In primo luogo dall’obbligo anche giuridico di rispettare se stessi consegue l’illegittimità del suicidio (o di gravi mutilazioni), il che non comporta, per ovvi motivi, l’irrogazione di sanzioni, ma giustifica la legittimità di interventi attivi per impedire quegli atti. Analogamente non mi pare lecita l’eutanasia, anche quando richiesta dal paziente. In questi casi la società e l’ordinamento giuridico devono assumere la difesa e il rispetto della persona, anche contro la sua volontà.

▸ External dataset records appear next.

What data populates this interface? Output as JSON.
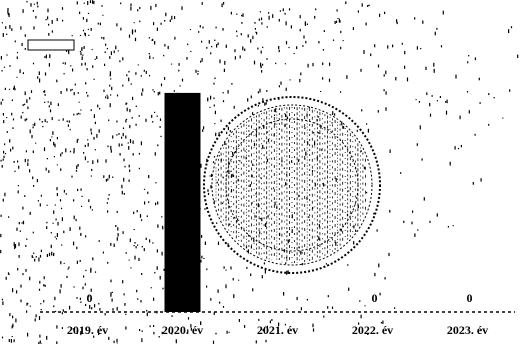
{
  "chart_data": {
    "type": "bar",
    "categories": [
      "2019. év",
      "2020. év",
      "2021. év",
      "2022. év",
      "2023. év"
    ],
    "values": [
      0,
      1,
      0,
      0,
      0
    ],
    "data_labels": [
      "0",
      "",
      "",
      "0",
      "0"
    ],
    "title": "",
    "xlabel": "",
    "ylabel": "",
    "ylim": [
      0,
      1.15
    ],
    "grid": false,
    "legend": "none",
    "bar_color": "#000000",
    "background": "#ffffff"
  }
}
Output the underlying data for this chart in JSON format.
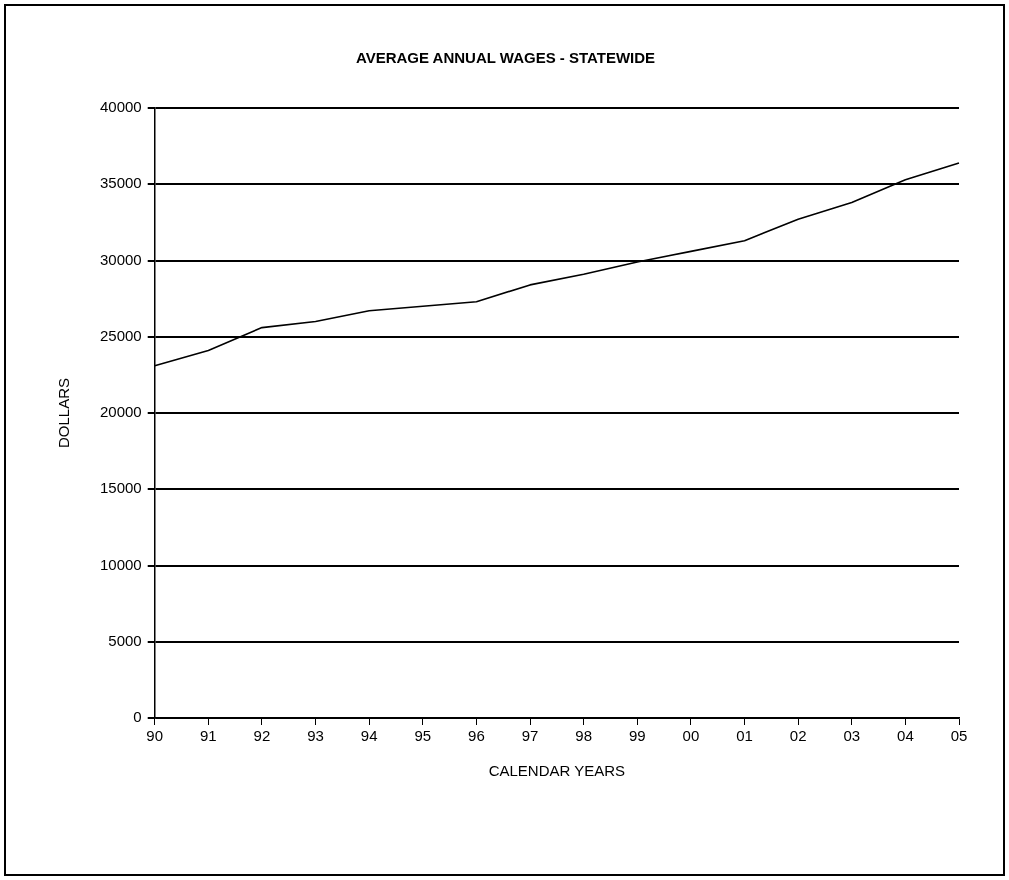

Mi pare importante sottolineare questo punto, perché nel rifiuto dell’accanimento terapeutico non si devono insinuare motivazioni improprie, che finirebbero inevitabilmente per giustificare le opposizioni rigide, che ne limitano l’ambito di applicazione sulla base del sospetto di eutanasia. Che è precisamente ciò che è avvenuto nel caso Englaro.

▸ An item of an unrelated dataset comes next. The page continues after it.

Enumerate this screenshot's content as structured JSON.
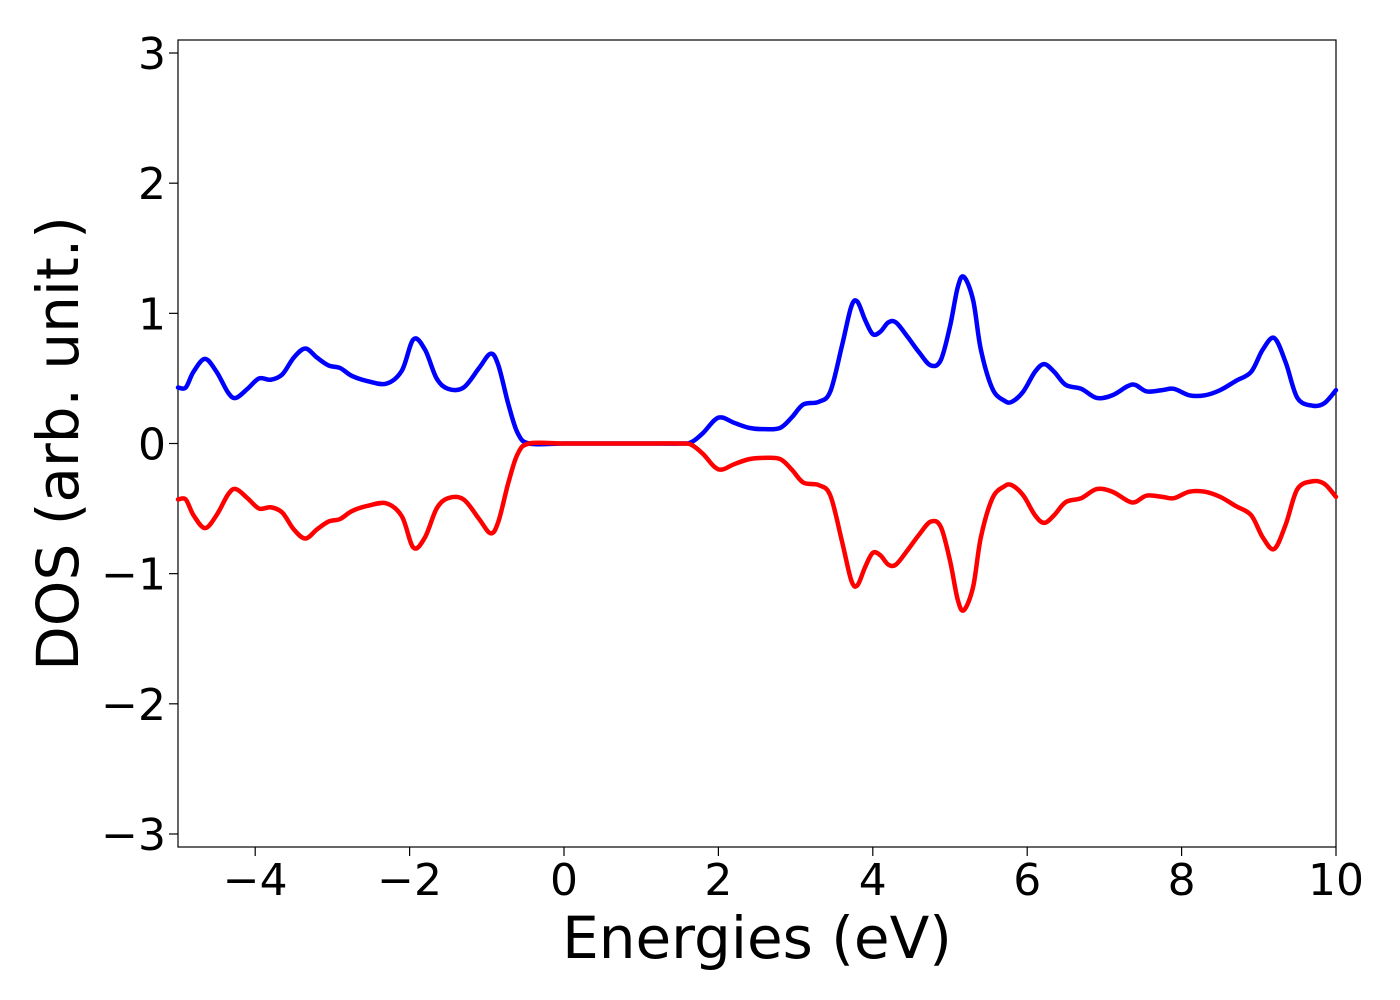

A mio avviso il richiamo della Chiesa cattolica alla difesa della vita non va sottovalutato, se è un richiamo all’indisponibilità ultima della vita dell’altro (e quindi, come ho detto, anche della propria). Indisponibilità che, in positivo, significa rispetto e cura, quel rispetto e quella cura che sono largamente contraddetti da un’impressionante quantità di omissioni che quotidianamente vengono fatte. E non si può sempre dire che le omissioni non siano giuridicamente sanzionabili. Una dimissione forzata di un anziano cronico oppure il lasciare un barbone morire di freddo o respingere immigrati in condizioni disperate sono atti facilmente configurabili come omissione di soccorso. E se anche non fossero giuridicamente sanzionabili, sarebbero moralmente e politicamente inaccettabili. La qualità morale e politica di una società la si giudica da questi atteggiamenti e non dall’accanimento a tenere in vita vegetativa una persona per diciassette anni. O, se proprio si vuole, solo una società che mostra quella sensibilità può sensatamente porsi il problema dell’opportunità di una sopravvivenza puramente vegetativa o dello statuto umano o non umano degli embrioni. Se manca quella sensibilità, allora è chiaro che le difese assolute della vita sono pura ideologia o paraventi ideologici. Assistiamo così a una lotta furibonda nella quale ambedue i contendenti sbagliano obiettivo. Gli uni confondono la difesa della vita umana con la difesa della sopravvivenza biologica mostrando scarso rispetto per la dignità della persona ridotta a un corpo da esibire e da usare come bandiera; mentre il rispetto richiederebbe un silenzioso e nascosto accompagnamento alla morte. Gli altri confondono la libertà di autodeterminazione con un diritto senza limiti di disporre della propria vita.

I tempi non sono favorevoli alla riflessione e all’approfondimento e non si bada nemmeno al fatto che la contrapposizione ideologica mette in crisi la democrazia, perché sostituisce il metodo del confronto, della giustificazione degli argomenti e della reciproca persuasione con quello della violenza, sia pure verbale e argomentativa. Forse però in un momento in cui non si è sotto la pressione mediatica del “caso si può tentare di riprendere il discorso, e soprattutto cercare di estenderlo a tutte quelle condizioni umane in cui è davvero in gioco il rispetto della vita umana e della sua dignità.

 

 

* Professore ordinario di filosofia teoretica, Università del Piemonte.

(1) Vedi I. Kant, Metafisica dei costumi, Parte seconda, Introduzione alla dottrina della virtù, V e VIII.